Robert Orr has a vision of the future—and might get to build it on four Wooster Square parking lots, complete with “bungalows,” shared kitchenettes, and fold-out beds.
Orr, a New Haven architect, has spent years researching ideas around the world to figure out how to design low-cost, nice-looking, semi-shared, semi-private urban housing geared to 20-something “millennials.”
He has put those ideas together in a bid to put new homes on four underused parking lots the city is selling in the Wooster Square neighborhood.
Three teams have submitted proposals to buy the lots and build housing on them. A selection process has begun with team of city neighborhood staffers, Wooster Square Alderman Michael Smart, and two neighbors are reviewing the ideas. Ultimately Liveable City Initiative (LCI) chief Erik Johnson will pick a winner to submit to the City Plan Commission and Board of Aldermen in coming months.
Orr’s Chapel Street firm proposed paying the city $200,000 for all four lots, at 109 Olive St., 9 Brown St., 176 Chestnut St. and 494 Chapel St. Click here for a previous story describing how the city came to put them up for sale.
A firm called Triad Construction offered to pay $49,900 for just the Olive Street lot. It to build a “raised-entry,” “Wooster Square type” Greek Revival 1,650-square-foot three-family home there.
Retired police Capt. Andrew Consiglio, who for the last 27 years has been building homes and storefronts in town, offered to pay $40,000 for the Olive Street lot, $35,000 for Brown Street, $35,000 for Chestnut Street. In each case, he’d build a two-story two-bedroom red-brick house with a gable roof, “double-hung windows,” a private courtyard, and “porch detail reminiscent of a lot of porches in Wooster Square, according to his architect, Peter J. MacPartland. (Depending on further examination of the dimensions of the Brown Street lot, he might put a three-bedroom house there, McPartland said.)

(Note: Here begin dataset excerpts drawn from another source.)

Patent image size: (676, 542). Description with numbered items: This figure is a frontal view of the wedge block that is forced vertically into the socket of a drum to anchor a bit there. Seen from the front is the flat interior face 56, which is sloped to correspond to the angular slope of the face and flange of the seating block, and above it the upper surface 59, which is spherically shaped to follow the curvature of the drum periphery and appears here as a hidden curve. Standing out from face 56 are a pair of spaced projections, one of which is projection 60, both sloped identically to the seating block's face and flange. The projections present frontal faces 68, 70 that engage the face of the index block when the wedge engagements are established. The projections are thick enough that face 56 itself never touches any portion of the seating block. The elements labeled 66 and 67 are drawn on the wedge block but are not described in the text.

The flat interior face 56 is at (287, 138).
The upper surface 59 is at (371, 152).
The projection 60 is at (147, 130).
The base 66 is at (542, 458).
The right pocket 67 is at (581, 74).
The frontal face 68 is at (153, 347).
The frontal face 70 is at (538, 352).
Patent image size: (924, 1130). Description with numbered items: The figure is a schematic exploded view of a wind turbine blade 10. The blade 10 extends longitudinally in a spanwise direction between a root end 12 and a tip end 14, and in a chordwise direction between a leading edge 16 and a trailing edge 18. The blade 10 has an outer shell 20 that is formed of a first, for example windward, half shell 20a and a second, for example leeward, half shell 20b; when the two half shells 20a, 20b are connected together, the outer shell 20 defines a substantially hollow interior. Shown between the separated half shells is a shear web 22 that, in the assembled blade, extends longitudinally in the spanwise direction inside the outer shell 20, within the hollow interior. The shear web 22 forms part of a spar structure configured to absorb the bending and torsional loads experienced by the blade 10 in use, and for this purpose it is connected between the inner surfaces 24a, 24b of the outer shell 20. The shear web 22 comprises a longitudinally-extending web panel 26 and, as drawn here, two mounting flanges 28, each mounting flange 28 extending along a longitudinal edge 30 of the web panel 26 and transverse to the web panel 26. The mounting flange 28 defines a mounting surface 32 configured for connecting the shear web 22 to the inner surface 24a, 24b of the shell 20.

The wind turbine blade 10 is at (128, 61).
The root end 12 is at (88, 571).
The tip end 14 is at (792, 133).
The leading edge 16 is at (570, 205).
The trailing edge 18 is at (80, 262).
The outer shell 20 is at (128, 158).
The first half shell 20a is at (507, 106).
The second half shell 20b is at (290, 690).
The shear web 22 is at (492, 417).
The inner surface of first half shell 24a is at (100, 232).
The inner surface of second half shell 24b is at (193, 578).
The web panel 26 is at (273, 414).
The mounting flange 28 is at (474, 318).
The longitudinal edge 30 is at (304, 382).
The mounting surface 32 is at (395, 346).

Orr has three different, related ideas for how to build the lots. They come down to one theme: millennials. Twenty-somethings like his 24-year-old son.
Here’s how some of them want to live, Orr concluded from studying his son and others:
Many of them want to be able to afford to live in urban neighborhoods like Wooster Square. They want to be around other people their age to share meals, share ideas, all “spontaneously.” They also want to retreat to their own private domains to read or go on the computer. Not to mention go to use their own bathrooms.
“The millennials don’t like to share their bathrooms. But they’re happy to share the food,” Orr (pictured) said in an interview in a shared space of his own, the wide-open office floor he shares with others in the Bourse coworking space on Chapel Street.
“The whole idea with the millennials—it’s about interchange and breaking out of the confines of their parents, the scheduled life, play dates, revolving around the car. ... They want spontaneity. They love debate, throwing around ideas.” But they also need their private space.
Hence: rowhouses and a “bungalow court.”
In one initial set of plans Orr has drawn up, perhaps for the Chapel lot and/or the Olive Street lot, he envisions a four-story building with a possible commercial space on the bottom floor and a single loft apartment on the second floor. The building on Olive Street would look like a row house already standing next door.
The top two floors—each 16 by 24 feet—would each have two small bedrooms with private bathrooms, a shared kitchenette and closet area. The bedrooms would include fold-out beds he discovered in England; they include bookshelves and a desk that pulls out. Because of the shared kitchenette it’s not exactly a studio apartment.
The concept behind the small bedrooms: “The bedroom is where you sleep; the city is where you live.”
By keeping the bedrooms so small, he believes he can keep rents down to about $650 a month per bedroom. He figures he could keep the second floor at around $1,100.
He’d do that also by shipping in modular prefab interiors for the top floors. He has traveled to manufacturers in Vermont and Pennsylvania to inspect their work. He’d have the brick facade and first-floor cement block interior built on site.
He originally got the idea from seeing how builders in San Diego were finding ways to make attractive but affordable living spaces for young renters.
He picked up another idea when his firm spent 6,000 hours trying to help Mississippi rebuild after Hurricane Katrina. The idea was how to assemble “teeny little houses” onto lots to enable more people to live in them while giving them a “pocket neighborhood” feel.
He’d do that on some of the other Wooster Square lots with a series of four of five “bungalows” centered around a courtyard. They’d rise one or two stories each and ideally rent for $600 to $800 a month. They’d have to “look good,” not “like schlock,” to work in that setting, he emphasized.
Like the other bidders for the properties, Orr considers his initial plans a starting point, not final designs by any means. He should find out in early 2013 if city decision-makers share his vision.